Consequently, the Panel is satisfied that the Complainants have proven the second element of the Policy.
C. Registered and Used in Bad Faith
Paragraph 4(b) of the Policy states that the following circumstances in particular, but without limitation, shall be evidence of registration and use of a domain name in bad faith:
(i) circumstances indicating that the respondent has registered or acquired the domain name primarily for the purpose of selling, renting, or otherwise transferring the domain name registration to the complainant who is the owner of the trademark or service mark or to a competitor of that complainant, for valuable consideration in excess of documented out-of-pocket costs directly related to the domain name; or
(ii) the respondent registered the domain name in order to prevent the owner of the trademark or service mark from reflecting the mark in a corresponding domain name, provided that the respondent has engaged in a pattern of such conduct; or
(iii) the respondent has registered the domain name primarily for the purpose of disrupting the business of a competitor; or
(iv) by using the domain name, the respondent has intentionally attempted to attract, for commercial gain, Internet users to its web site or other online location, by creating a likelihood of confusion with the complainant’s mark as to the source, sponsorship, affiliation, or endorsement of its web site or location or of a product or service on its web site or location.
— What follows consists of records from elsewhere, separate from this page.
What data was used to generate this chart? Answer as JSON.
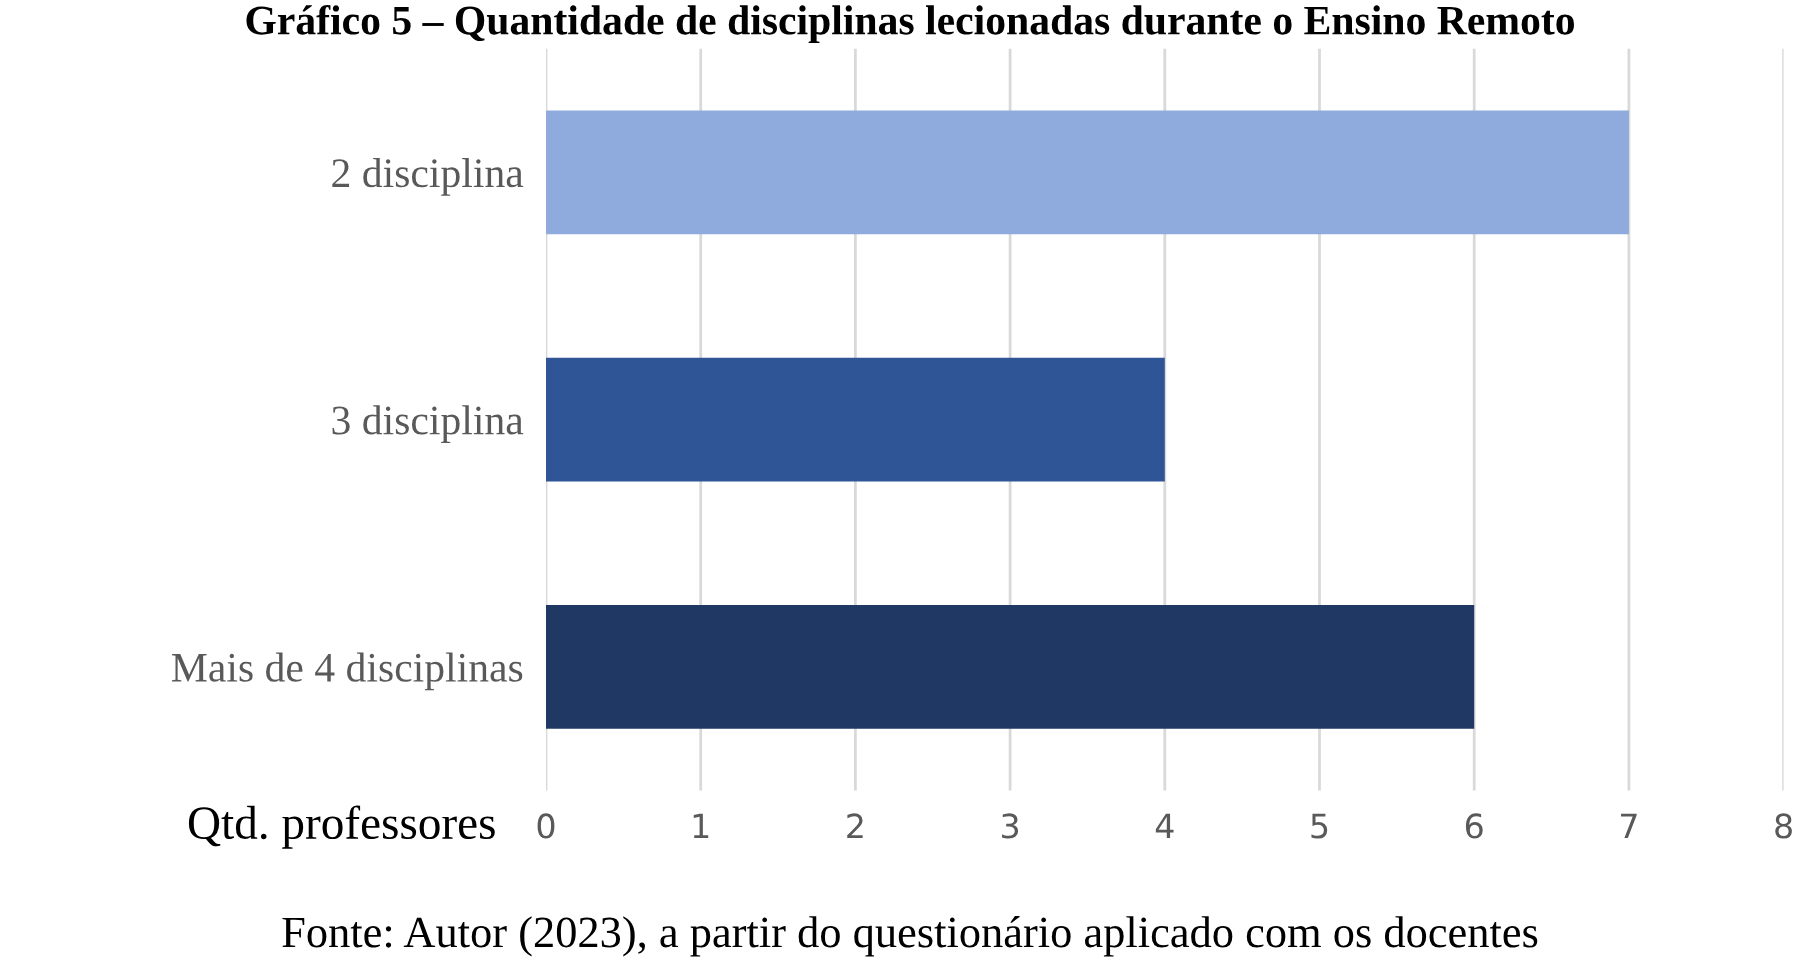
{
  "chart_data": {
    "type": "bar",
    "orientation": "horizontal",
    "title": "Gráfico 5 – Quantidade de disciplinas lecionadas durante o Ensino Remoto",
    "categories": [
      "2 disciplina",
      "3 disciplina",
      "Mais de 4 disciplinas"
    ],
    "values": [
      7,
      4,
      6
    ],
    "colors": [
      "#8faadc",
      "#2f5597",
      "#203864"
    ],
    "xlabel": "Qtd. professores",
    "xlim": [
      0,
      8
    ],
    "xticks": [
      0,
      1,
      2,
      3,
      4,
      5,
      6,
      7,
      8
    ],
    "grid": "x",
    "annotations": [
      "Fonte: Autor (2023), a partir do questionário aplicado com os docentes"
    ]
  }
}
When the disputed domain names were registered the Complainants’ trademarks EMBASSY SUITES, HILTON and HHONORS were already well-known worldwide in the field of lodging services. Therefore, it is not feasible that the Respondents could have been unaware of the Complainants’ reputation and business.
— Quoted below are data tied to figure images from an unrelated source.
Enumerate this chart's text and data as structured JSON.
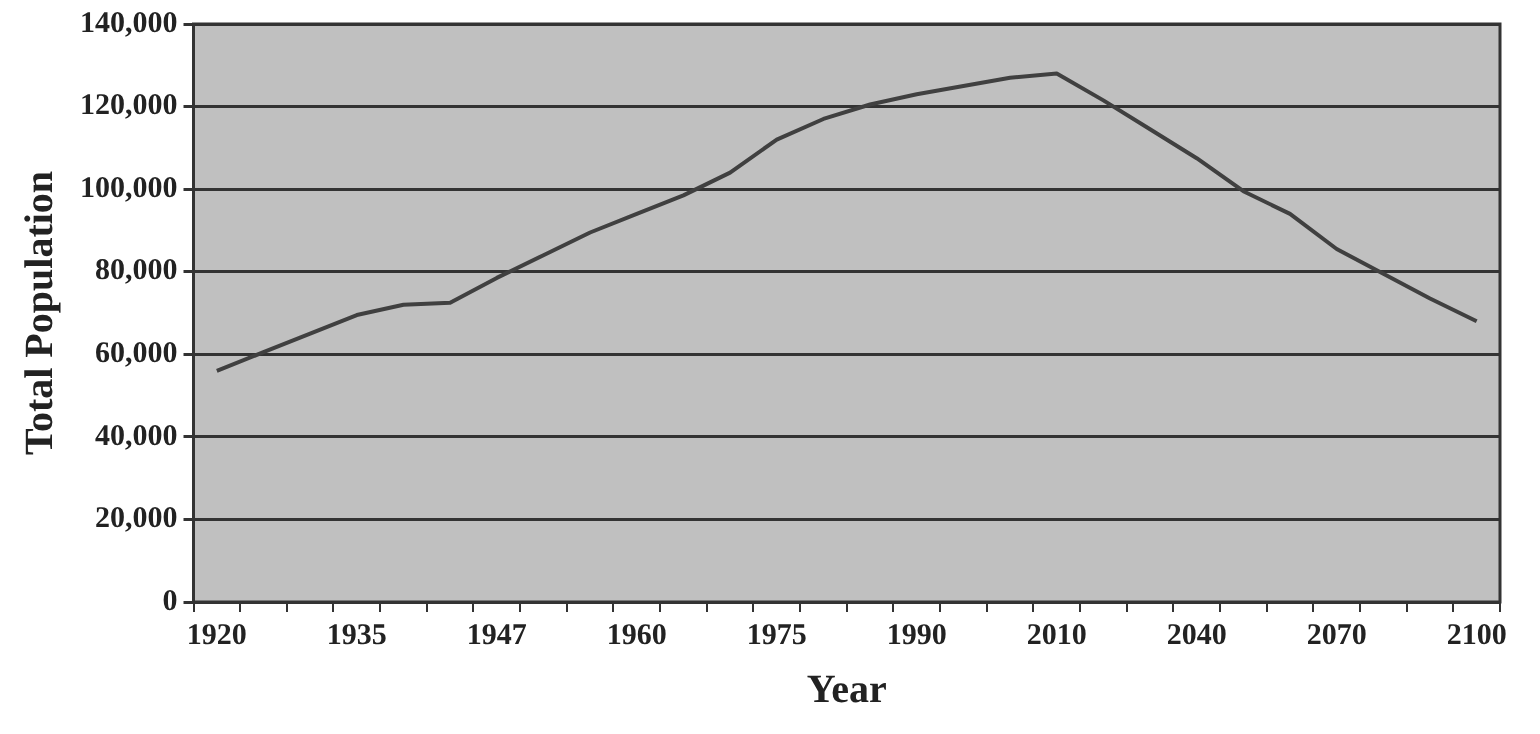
{
  "chart_data": {
    "type": "line",
    "xlabel": "Year",
    "ylabel": "Total Population",
    "categories": [
      "1920",
      null,
      null,
      "1935",
      null,
      null,
      "1947",
      null,
      null,
      "1960",
      null,
      null,
      "1975",
      null,
      null,
      "1990",
      null,
      null,
      "2010",
      null,
      null,
      "2040",
      null,
      null,
      "2070",
      null,
      null,
      "2100"
    ],
    "series": [
      {
        "color": "#404040",
        "values": [
          56000,
          60500,
          65000,
          69500,
          72000,
          72500,
          78500,
          84000,
          89500,
          94000,
          98500,
          104000,
          112000,
          117000,
          120500,
          123000,
          125000,
          127000,
          128000,
          121500,
          114500,
          107500,
          99500,
          94000,
          85500,
          79500,
          73500,
          68000
        ]
      }
    ],
    "ylim": [
      0,
      140000
    ],
    "yticks": [
      {
        "value": 0,
        "label": "0"
      },
      {
        "value": 20000,
        "label": "20,000"
      },
      {
        "value": 40000,
        "label": "40,000"
      },
      {
        "value": 60000,
        "label": "60,000"
      },
      {
        "value": 80000,
        "label": "80,000"
      },
      {
        "value": 100000,
        "label": "100,000"
      },
      {
        "value": 120000,
        "label": "120,000"
      },
      {
        "value": 140000,
        "label": "140,000"
      }
    ],
    "grid": "y",
    "legend": false,
    "marker": "none",
    "line_style": "solid"
  }
}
Also, the disputed domain names are being used as a pay-per-click landing pages, displaying sponsored links for third party websites that offer competing products. Therefore, in doing so, the Respondents:
(i) create a likelihood of confusion with the Complainants’ trademarks;
(ii) obtain click-through revenue from this practice; and
(iii) deprive the Complainants from selling their services to prospective clients who are clearly looking for the Complainants and, at the same time, promote services offered by competitors.
In situations like this, former UDRP decisions have considered this type of usage of a domain name enough to demonstrate bad faith. For reference on the subject, it is important to point out that “Respondent’s bad faith registration and use under paragraph 4(b)(iv) of the Policy. is further illustrated by the domain name’s resolution to a PPC parking page with links to websites selling products competing with Complainant’s. It is now well-established that the use of a parking page in this manner is strong evidence of bad faith” Serta Inc. v. Charles Dawson, WIPO Case No. D2008-1474. See also Asian World of Martial Arts Inc. v. Texas International Property Associates, WIPO Case No. D2007-1415.
Finally, the use of a privacy service and the Respondent’ Yorkshire Enterprises Limited precedents in WIPO UDRP cases also help to characterize a pattern of bad faith registration.
Accordingly, the Panel finds that the Complainants have proved that the disputed domain names were registered and are being used in bad faith, satisfying the third element of the Policy.
For all the foregoing reasons, in accordance with paragraphs 4(i) of the Policy and 15 of the Rules, the Panel orders that the domain names, <embassysuitesdenver.com>, <hiltonhawainvillage.com> and <hiltonhonros.com> be transferred to the Complainants.